Charles (Chuck) Williams, founder of Williams-Sonoma, which introduced French cookware and high-end ingredients into American kitchens, died yesterday at the age of 100. Williams started Williams-Sonoma in 1956 when he purchased an old hardware store and filled it with the copper and other kitchen goods he'd seen while traveling through Europe. A trip to Paris in 1953 provided the inspiration for the store, as Williams became enthralled with both French cuisine and the tools necessary to produce the food, like Dutch ovens, pâté molds, gratins, and mandolins.

It's almost an understatement to say that Williams had a tremendous influence on American cooking. You can learn more about Williams and his impact on cooking at the Williams-Sonoma blog. There's a three-part series that chronicles his rise from humble beginnings to a veritable empire, including Pottery Barn and West Elm in addition to the namesake kitchenware stores.

Williams' success stemmed from his knack for merchandising, attention to detail, and superior customer service.  Good timing also contributed to his accompliments. " Julia Child was introducing French cooking while he was introducing French cookware," said his long-time friend Mary Risley. "That was how it all started." 

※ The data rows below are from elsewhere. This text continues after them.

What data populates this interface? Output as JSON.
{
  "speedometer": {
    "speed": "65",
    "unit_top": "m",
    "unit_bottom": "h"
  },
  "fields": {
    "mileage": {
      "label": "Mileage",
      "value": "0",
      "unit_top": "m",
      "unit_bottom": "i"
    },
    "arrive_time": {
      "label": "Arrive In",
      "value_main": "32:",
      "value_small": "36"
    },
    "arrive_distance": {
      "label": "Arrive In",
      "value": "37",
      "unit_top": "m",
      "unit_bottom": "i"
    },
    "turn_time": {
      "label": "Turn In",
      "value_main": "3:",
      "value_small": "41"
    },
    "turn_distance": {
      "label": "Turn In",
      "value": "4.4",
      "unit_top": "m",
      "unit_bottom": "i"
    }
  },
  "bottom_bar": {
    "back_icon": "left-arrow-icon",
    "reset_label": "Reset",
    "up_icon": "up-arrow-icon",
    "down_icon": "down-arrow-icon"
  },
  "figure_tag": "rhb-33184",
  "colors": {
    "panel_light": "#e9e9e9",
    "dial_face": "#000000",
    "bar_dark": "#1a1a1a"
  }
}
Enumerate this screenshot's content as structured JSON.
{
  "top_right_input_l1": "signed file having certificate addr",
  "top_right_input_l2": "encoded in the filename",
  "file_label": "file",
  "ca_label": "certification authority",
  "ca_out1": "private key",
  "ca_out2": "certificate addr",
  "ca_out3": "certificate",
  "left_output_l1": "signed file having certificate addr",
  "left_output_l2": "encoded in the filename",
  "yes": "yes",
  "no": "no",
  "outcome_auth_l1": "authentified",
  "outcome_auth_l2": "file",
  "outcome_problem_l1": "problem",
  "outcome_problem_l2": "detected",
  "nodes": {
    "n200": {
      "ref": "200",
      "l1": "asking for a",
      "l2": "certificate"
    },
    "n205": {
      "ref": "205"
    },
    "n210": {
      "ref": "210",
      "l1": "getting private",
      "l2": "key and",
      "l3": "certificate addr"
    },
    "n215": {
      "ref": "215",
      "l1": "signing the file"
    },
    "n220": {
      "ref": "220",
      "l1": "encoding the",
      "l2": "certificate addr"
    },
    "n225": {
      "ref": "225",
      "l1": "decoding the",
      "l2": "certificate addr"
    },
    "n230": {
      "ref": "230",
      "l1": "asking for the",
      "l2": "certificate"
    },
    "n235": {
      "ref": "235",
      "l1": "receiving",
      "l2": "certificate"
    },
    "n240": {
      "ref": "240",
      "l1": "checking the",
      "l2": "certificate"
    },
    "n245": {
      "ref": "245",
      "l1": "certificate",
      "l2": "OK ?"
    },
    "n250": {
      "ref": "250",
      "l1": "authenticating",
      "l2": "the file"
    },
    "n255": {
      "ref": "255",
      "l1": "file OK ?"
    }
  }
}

1978, Williams sold the majority of the company to Howard Lester, although he remained the face of the company and worked in a variety of capacities until fairly recently. Among his notable contributions were the family of cookbooks produced by Williams-Sonoma, which have sold over 100 million copies worldwide. The most recent book, Cooking at Home (Williams-Sonoma) was created in honor of Williams' 100th birthday.